Kenapa Ada Bagian yang Diabaikan?
Studi ini juga menemukan bahwa mahasiswa cenderung cuek pada analisis AI soal Moral & Nilai atau Koneksi dengan Pengalaman Pribadi.
Alasannya sederhana: Ego Manusia. Mahasiswa merasa, "Untuk urusan perasaan dan pengalaman pribadi, saya lebih tahu daripada robot." Selain itu, jika dosen pembimbing tidak menuntut bagian itu di dalam tugas, mahasiswa cenderung mengabaikan saran AI. Sangat pragmatis, bukan?
Rahasia Dibalik "Pilih-Pilih" Ini
Kenapa mahasiswa hanya fokus pada 4 hal di atas? Peneliti menemukan 4 faktor pendorong utamanya:
Tuntutan Dosen/Supervisor: "Dosenku galak soal metodologi, jadi aku harus pastikan bagian itu sempurna pakai AI."
Rencana Karir: "Aku mau jadi guru, jadi aku cuma peduli bagian jurnal yang bisa dipraktikkan di kelas."
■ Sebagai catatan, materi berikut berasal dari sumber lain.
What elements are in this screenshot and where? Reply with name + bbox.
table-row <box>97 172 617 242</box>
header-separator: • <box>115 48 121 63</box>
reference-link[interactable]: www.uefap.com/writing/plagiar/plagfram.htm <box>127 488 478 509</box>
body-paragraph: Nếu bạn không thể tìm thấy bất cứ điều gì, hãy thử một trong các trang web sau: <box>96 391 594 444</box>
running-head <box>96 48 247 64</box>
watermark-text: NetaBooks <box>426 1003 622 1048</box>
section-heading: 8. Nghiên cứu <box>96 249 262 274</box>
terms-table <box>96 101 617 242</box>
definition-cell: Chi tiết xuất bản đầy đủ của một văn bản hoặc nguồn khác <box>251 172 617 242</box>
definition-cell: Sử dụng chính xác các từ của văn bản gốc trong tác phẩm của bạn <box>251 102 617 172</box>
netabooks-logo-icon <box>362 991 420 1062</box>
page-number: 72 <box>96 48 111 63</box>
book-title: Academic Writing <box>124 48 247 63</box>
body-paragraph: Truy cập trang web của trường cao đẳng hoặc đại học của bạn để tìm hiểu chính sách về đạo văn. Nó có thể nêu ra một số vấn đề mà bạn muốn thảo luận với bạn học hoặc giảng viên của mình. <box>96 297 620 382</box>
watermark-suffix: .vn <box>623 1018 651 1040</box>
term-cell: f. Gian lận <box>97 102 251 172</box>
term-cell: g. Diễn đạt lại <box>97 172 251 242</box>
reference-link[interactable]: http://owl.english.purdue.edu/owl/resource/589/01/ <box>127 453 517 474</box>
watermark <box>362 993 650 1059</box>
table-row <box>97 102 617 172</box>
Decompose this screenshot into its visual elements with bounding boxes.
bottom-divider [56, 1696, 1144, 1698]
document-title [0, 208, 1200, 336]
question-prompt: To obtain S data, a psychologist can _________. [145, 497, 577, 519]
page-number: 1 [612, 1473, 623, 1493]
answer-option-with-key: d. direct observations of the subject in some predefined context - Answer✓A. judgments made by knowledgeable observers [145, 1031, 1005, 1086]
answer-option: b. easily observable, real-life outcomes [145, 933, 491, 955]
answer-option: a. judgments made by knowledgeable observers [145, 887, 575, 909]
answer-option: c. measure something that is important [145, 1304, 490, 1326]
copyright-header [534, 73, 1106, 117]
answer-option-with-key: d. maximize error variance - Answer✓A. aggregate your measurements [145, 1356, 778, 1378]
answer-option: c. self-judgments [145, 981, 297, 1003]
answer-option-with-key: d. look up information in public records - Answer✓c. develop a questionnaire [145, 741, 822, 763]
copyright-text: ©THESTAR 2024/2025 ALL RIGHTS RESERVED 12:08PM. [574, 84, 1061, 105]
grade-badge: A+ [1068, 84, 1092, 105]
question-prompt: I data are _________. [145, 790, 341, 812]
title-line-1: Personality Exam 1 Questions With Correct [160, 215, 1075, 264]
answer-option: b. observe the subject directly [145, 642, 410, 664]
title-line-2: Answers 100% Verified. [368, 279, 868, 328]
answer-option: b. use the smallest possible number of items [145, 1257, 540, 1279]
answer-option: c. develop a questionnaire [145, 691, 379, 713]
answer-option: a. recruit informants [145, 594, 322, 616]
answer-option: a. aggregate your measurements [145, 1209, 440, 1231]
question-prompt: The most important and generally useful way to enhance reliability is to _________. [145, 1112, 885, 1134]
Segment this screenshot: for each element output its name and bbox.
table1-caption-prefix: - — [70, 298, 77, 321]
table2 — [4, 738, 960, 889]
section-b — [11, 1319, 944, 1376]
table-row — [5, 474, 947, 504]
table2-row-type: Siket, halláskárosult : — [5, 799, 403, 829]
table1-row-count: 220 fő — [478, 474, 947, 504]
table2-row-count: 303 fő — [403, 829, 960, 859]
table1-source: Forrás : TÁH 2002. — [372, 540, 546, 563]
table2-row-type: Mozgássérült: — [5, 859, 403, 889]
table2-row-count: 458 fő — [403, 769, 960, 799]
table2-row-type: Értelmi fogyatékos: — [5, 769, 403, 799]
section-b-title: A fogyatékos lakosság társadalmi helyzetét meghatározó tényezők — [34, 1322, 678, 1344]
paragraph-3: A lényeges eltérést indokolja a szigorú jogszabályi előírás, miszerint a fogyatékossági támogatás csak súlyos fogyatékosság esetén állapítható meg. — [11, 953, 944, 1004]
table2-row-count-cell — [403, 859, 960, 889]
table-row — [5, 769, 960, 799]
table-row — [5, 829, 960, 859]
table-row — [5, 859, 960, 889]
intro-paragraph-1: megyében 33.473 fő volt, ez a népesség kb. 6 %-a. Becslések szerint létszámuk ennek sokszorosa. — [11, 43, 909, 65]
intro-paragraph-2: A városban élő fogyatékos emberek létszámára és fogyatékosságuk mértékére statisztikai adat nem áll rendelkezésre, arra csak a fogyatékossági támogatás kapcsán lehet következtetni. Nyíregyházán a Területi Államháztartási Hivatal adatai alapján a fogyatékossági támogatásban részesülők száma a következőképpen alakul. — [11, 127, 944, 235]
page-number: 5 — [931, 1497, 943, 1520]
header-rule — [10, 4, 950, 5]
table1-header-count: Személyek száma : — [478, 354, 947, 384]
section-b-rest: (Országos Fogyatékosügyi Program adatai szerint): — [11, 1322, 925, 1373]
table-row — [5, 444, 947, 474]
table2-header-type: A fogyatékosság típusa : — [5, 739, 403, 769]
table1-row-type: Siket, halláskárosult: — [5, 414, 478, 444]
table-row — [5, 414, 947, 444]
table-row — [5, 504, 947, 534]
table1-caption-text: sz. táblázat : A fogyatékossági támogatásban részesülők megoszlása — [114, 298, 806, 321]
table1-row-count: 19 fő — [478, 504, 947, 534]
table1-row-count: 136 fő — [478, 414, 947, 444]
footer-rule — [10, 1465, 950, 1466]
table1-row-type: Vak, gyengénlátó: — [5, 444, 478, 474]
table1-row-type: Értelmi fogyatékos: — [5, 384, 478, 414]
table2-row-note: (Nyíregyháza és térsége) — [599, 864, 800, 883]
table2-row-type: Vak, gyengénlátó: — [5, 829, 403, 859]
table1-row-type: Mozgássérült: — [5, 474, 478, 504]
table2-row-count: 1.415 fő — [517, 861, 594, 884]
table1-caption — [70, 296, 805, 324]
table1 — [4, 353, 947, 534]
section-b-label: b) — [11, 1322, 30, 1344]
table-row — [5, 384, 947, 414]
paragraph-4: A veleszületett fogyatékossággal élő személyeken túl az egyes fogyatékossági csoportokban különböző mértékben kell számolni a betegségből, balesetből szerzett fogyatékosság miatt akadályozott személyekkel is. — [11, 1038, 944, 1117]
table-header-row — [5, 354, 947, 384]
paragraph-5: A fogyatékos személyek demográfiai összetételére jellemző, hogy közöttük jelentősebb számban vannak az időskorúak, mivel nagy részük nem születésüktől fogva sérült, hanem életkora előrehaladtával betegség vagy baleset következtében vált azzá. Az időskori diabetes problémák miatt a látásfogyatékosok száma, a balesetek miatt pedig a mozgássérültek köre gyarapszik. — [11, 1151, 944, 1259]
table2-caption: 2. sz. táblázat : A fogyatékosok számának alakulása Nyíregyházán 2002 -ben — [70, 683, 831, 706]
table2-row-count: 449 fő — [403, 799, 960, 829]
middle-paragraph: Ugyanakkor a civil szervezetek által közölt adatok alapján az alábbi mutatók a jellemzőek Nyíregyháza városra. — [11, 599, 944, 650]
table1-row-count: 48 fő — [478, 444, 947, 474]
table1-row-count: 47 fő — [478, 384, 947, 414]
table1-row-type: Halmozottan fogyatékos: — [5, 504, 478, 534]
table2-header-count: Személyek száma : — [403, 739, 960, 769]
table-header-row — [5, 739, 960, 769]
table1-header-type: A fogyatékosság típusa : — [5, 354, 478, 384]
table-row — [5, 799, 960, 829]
Kebingungan Mendasar: "Aku nggak ngerti bab ini, tolong jelaskan, AI!"
Tujuan Pribadi: "Aku butuh inspirasi buat tesisku sendiri."
Kesimpulannya?
Studi ini membuktikan bahwa kehadiran Generative AI tidak mematikan nalar kritis, asalkan digunakan dengan benar.
Mahasiswa tetap memegang kendali (human agency). Mereka tahu kapan harus bertanya pada AI (saat bingung teori atau metode), dan kapan harus mengabaikan AI (saat bicara soal nilai moral dan pengalaman).
Jadi, bagi para pendidik: Jangan takut. AI tidak menggantikan otak mahasiswa, tapi justru bisa menjadi alat bantu yang kuat untuk melatih mereka berpikir lebih tajam—selama kita memberi tugas yang tepat!